What Happens If a Pregnant Woman Is Exposed to Shingles?

The Varicella-Zoster Virus (VZV) causes chickenpox (the primary infection) and shingles (a reactivation of the virus later in life). Exposure to VZV during pregnancy requires immediate consultation with a healthcare provider. The risk level depends almost entirely on whether the pregnant woman is already immune to VZV. Understanding the nature of the exposure—shingles versus chickenpox—is the first step in assessing the potential risk to both the mother and the developing fetus.

Shingles Versus Chickenpox: Clarifying the Risk

Shingles represents the reawakening of VZV that has been dormant since a childhood chickenpox infection. Shingles lesions contain VZV, but the virus is not typically spread through the air or respiratory droplets like chickenpox. Transmission generally requires direct contact with the fluid from open blisters before they have crusted over.

A person exposed to shingles cannot contract shingles itself; instead, a non-immune person will develop chickenpox, the primary VZV infection. Since most adults are immune to VZV from prior infection or vaccination, the risk following shingles exposure is minimal for the majority of pregnant women. However, for non-immune women, exposure to a shingles rash poses a risk of developing chickenpox, which carries greater potential complications.

Evaluating Maternal Susceptibility and Fetal Consequences

Determining a pregnant woman’s immunity status is the first step following VZV exposure. Immunity is established through a documented history of chickenpox, two doses of the varicella vaccine, or a blood test detecting VZV IgG antibodies. If a non-immune woman contracts VZV, she will develop chickenpox, which carries risks for both her and the fetus.

Maternal complications from primary VZV infection include varicella pneumonia, the most frequent serious complication. This severe lung infection occurs in 10 to 20 percent of pregnant women who contract chickenpox, particularly later in gestation, and can be life-threatening. Other rare complications include encephalitis and hepatitis.

Fetal consequences depend heavily on the gestational age at which the mother develops chickenpox. Primary infection during the first and early second trimesters carries a slight risk (around 0.4% to 2%) of Congenital Varicella Syndrome (CVS). This rare condition is associated with birth defects:

  • Limb hypoplasia
  • Microcephaly
  • Eye abnormalities
  • Skin scarring

The highest risk period for CVS occurs between 13 and 20 weeks of gestation.
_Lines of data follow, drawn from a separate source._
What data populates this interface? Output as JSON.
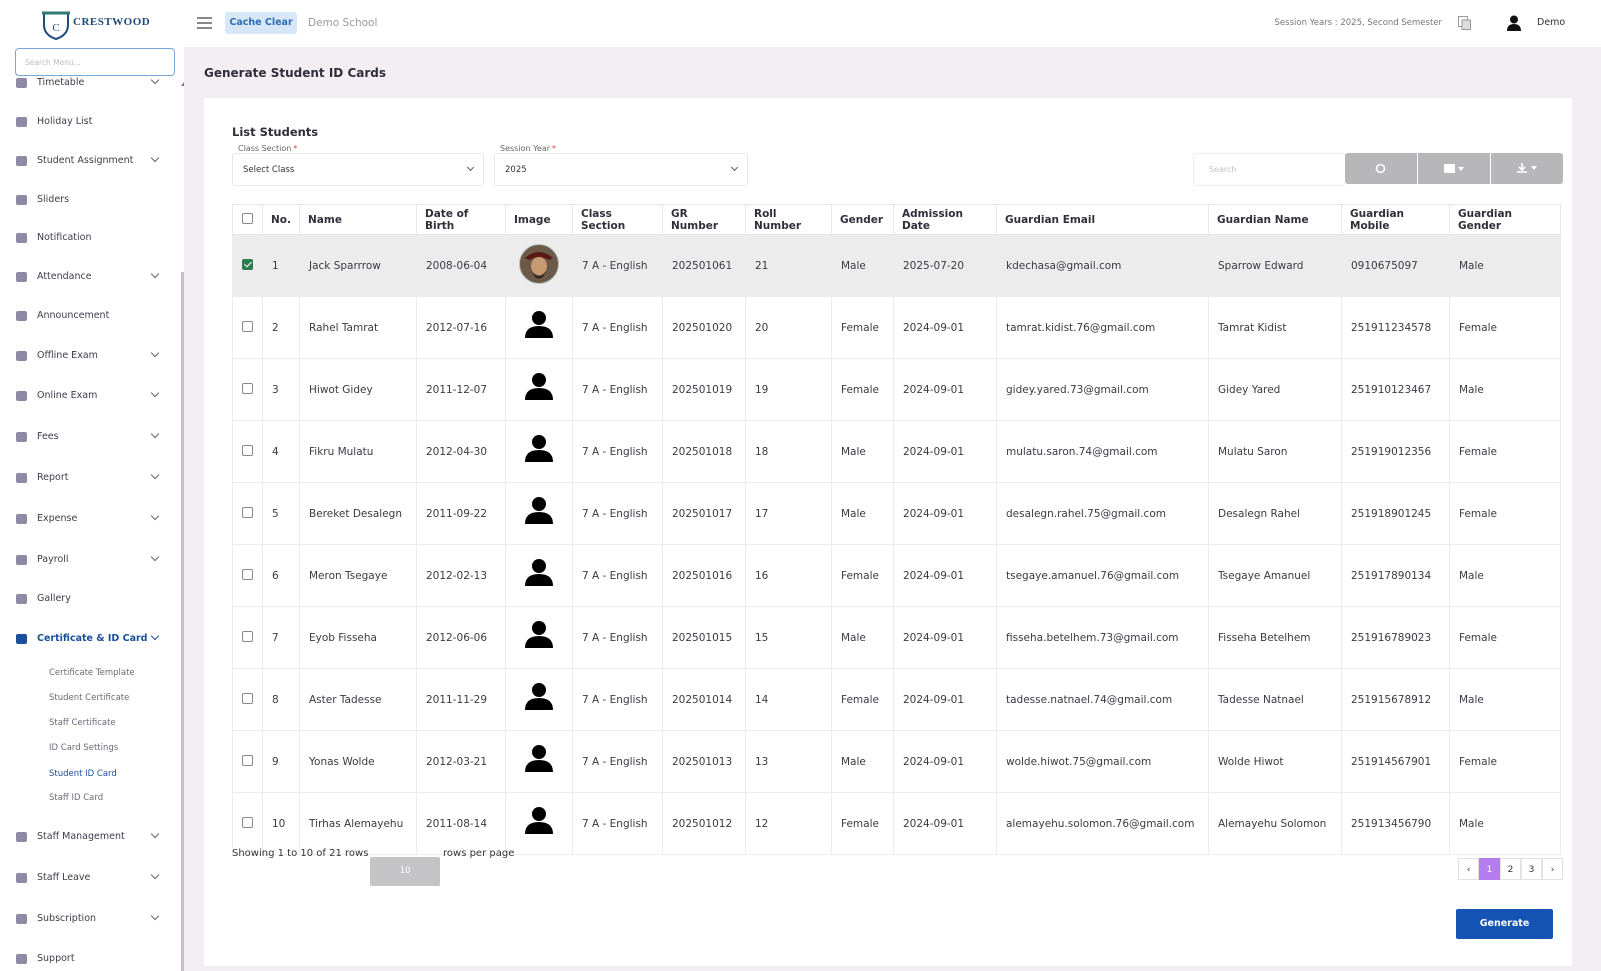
{
  "header": {
    "logo_text": "CRESTWOOD",
    "cache_button": "Cache Clear",
    "school_name": "Demo School",
    "session": "Session Years : 2025, Second Semester",
    "user_name": "Demo"
  },
  "sidebar": {
    "search_placeholder": "Search Menu...",
    "items": [
      {
        "label": "Timetable",
        "expandable": true
      },
      {
        "label": "Holiday List",
        "expandable": false
      },
      {
        "label": "Student Assignment",
        "expandable": true
      },
      {
        "label": "Sliders",
        "expandable": false
      },
      {
        "label": "Notification",
        "expandable": false
      },
      {
        "label": "Attendance",
        "expandable": true
      },
      {
        "label": "Announcement",
        "expandable": false
      },
      {
        "label": "Offline Exam",
        "expandable": true
      },
      {
        "label": "Online Exam",
        "expandable": true
      },
      {
        "label": "Fees",
        "expandable": true
      },
      {
        "label": "Report",
        "expandable": true
      },
      {
        "label": "Expense",
        "expandable": true
      },
      {
        "label": "Payroll",
        "expandable": true
      },
      {
        "label": "Gallery",
        "expandable": false
      },
      {
        "label": "Certificate & ID Card",
        "expandable": true,
        "active": true,
        "submenu": [
          {
            "label": "Certificate Template"
          },
          {
            "label": "Student Certificate"
          },
          {
            "label": "Staff Certificate"
          },
          {
            "label": "ID Card Settings"
          },
          {
            "label": "Student ID Card",
            "active": true
          },
          {
            "label": "Staff ID Card"
          }
        ]
      },
      {
        "label": "Staff Management",
        "expandable": true
      },
      {
        "label": "Staff Leave",
        "expandable": true
      },
      {
        "label": "Subscription",
        "expandable": true
      },
      {
        "label": "Support",
        "expandable": false
      }
    ]
  },
  "page_title": "Generate Student ID Cards",
  "card": {
    "title": "List Students",
    "filters": [
      {
        "label": "Class Section",
        "required_mark": "*",
        "value": "Select Class"
      },
      {
        "label": "Session Year",
        "required_mark": "*",
        "value": "2025"
      }
    ],
    "search_placeholder": "Search"
  },
  "table": {
    "columns": [
      "No.",
      "Name",
      "Date of Birth",
      "Image",
      "Class Section",
      "GR Number",
      "Roll Number",
      "Gender",
      "Admission Date",
      "Guardian Email",
      "Guardian Name",
      "Guardian Mobile",
      "Guardian Gender"
    ],
    "rows": [
      {
        "selected": true,
        "photo": true,
        "cells": [
          "1",
          "Jack Sparrrow",
          "2008-06-04",
          "7 A - English",
          "202501061",
          "21",
          "Male",
          "2025-07-20",
          "kdechasa@gmail.com",
          "Sparrow Edward",
          "0910675097",
          "Male"
        ]
      },
      {
        "selected": false,
        "photo": false,
        "cells": [
          "2",
          "Rahel Tamrat",
          "2012-07-16",
          "7 A - English",
          "202501020",
          "20",
          "Female",
          "2024-09-01",
          "tamrat.kidist.76@gmail.com",
          "Tamrat Kidist",
          "251911234578",
          "Female"
        ]
      },
      {
        "selected": false,
        "photo": false,
        "cells": [
          "3",
          "Hiwot Gidey",
          "2011-12-07",
          "7 A - English",
          "202501019",
          "19",
          "Female",
          "2024-09-01",
          "gidey.yared.73@gmail.com",
          "Gidey Yared",
          "251910123467",
          "Male"
        ]
      },
      {
        "selected": false,
        "photo": false,
        "cells": [
          "4",
          "Fikru Mulatu",
          "2012-04-30",
          "7 A - English",
          "202501018",
          "18",
          "Male",
          "2024-09-01",
          "mulatu.saron.74@gmail.com",
          "Mulatu Saron",
          "251919012356",
          "Female"
        ]
      },
      {
        "selected": false,
        "photo": false,
        "cells": [
          "5",
          "Bereket Desalegn",
          "2011-09-22",
          "7 A - English",
          "202501017",
          "17",
          "Male",
          "2024-09-01",
          "desalegn.rahel.75@gmail.com",
          "Desalegn Rahel",
          "251918901245",
          "Female"
        ]
      },
      {
        "selected": false,
        "photo": false,
        "cells": [
          "6",
          "Meron Tsegaye",
          "2012-02-13",
          "7 A - English",
          "202501016",
          "16",
          "Female",
          "2024-09-01",
          "tsegaye.amanuel.76@gmail.com",
          "Tsegaye Amanuel",
          "251917890134",
          "Male"
        ]
      },
      {
        "selected": false,
        "photo": false,
        "cells": [
          "7",
          "Eyob Fisseha",
          "2012-06-06",
          "7 A - English",
          "202501015",
          "15",
          "Male",
          "2024-09-01",
          "fisseha.betelhem.73@gmail.com",
          "Fisseha Betelhem",
          "251916789023",
          "Female"
        ]
      },
      {
        "selected": false,
        "photo": false,
        "cells": [
          "8",
          "Aster Tadesse",
          "2011-11-29",
          "7 A - English",
          "202501014",
          "14",
          "Female",
          "2024-09-01",
          "tadesse.natnael.74@gmail.com",
          "Tadesse Natnael",
          "251915678912",
          "Male"
        ]
      },
      {
        "selected": false,
        "photo": false,
        "cells": [
          "9",
          "Yonas Wolde",
          "2012-03-21",
          "7 A - English",
          "202501013",
          "13",
          "Male",
          "2024-09-01",
          "wolde.hiwot.75@gmail.com",
          "Wolde Hiwot",
          "251914567901",
          "Female"
        ]
      },
      {
        "selected": false,
        "photo": false,
        "cells": [
          "10",
          "Tirhas Alemayehu",
          "2011-08-14",
          "7 A - English",
          "202501012",
          "12",
          "Female",
          "2024-09-01",
          "alemayehu.solomon.76@gmail.com",
          "Alemayehu Solomon",
          "251913456790",
          "Male"
        ]
      }
    ]
  },
  "footer": {
    "showing": "Showing 1 to 10 of 21 rows",
    "page_size": "10",
    "rows_per_page": "rows per page",
    "prev": "‹",
    "pages": [
      "1",
      "2",
      "3"
    ],
    "active_page": 0,
    "next": "›",
    "generate_button": "Generate"
  }
}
If the mother contracts chickenpox late in pregnancy, the risk of CVS is virtually zero, but the concern shifts to Neonatal Varicella. This severe infection occurs if the mother develops the rash between five days before delivery and two days after. During this critical window, the virus crosses the placenta before the mother can produce and pass protective antibodies to the newborn, resulting in a potentially fatal infection.

Immediate Post-Exposure Management and Treatment

Following significant VZV exposure when immunity is unknown or the mother is confirmed susceptible, an urgent blood test checks for VZV IgG antibodies. If immunity cannot be confirmed quickly, passive immunization is recommended.

This involves administering Varicella-Zoster Immune Globulin (VariZIG), a blood product containing VZV antibodies that provides immediate, temporary protection. VariZIG should be administered as soon as possible after exposure, ideally within 96 hours, though it may be effective up to 10 days post-exposure.

If the mother develops chickenpox, oral antiviral medication, such as acyclovir, is typically initiated within 24 hours of the rash onset to mitigate the severity and duration of the illness. For cases of severe maternal illness, such as varicella pneumonia, hospitalization and intravenous acyclovir are required.

Vaccine Guidance for Varicella-Zoster Virus

The varicella vaccine is a live-attenuated virus vaccine, meaning it contains a weakened form of the virus. For this reason, it is strictly contraindicated during pregnancy, and non-immune women must receive it before conception. Women who receive the varicella vaccine are generally advised to avoid becoming pregnant for one month after the final injection.

The Shingrix vaccine, which protects against shingles, is a non-live, recombinant vaccine. While safe for non-pregnant adults, it is not routinely recommended during pregnancy due to limited data. However, it poses no known risk if inadvertently administered.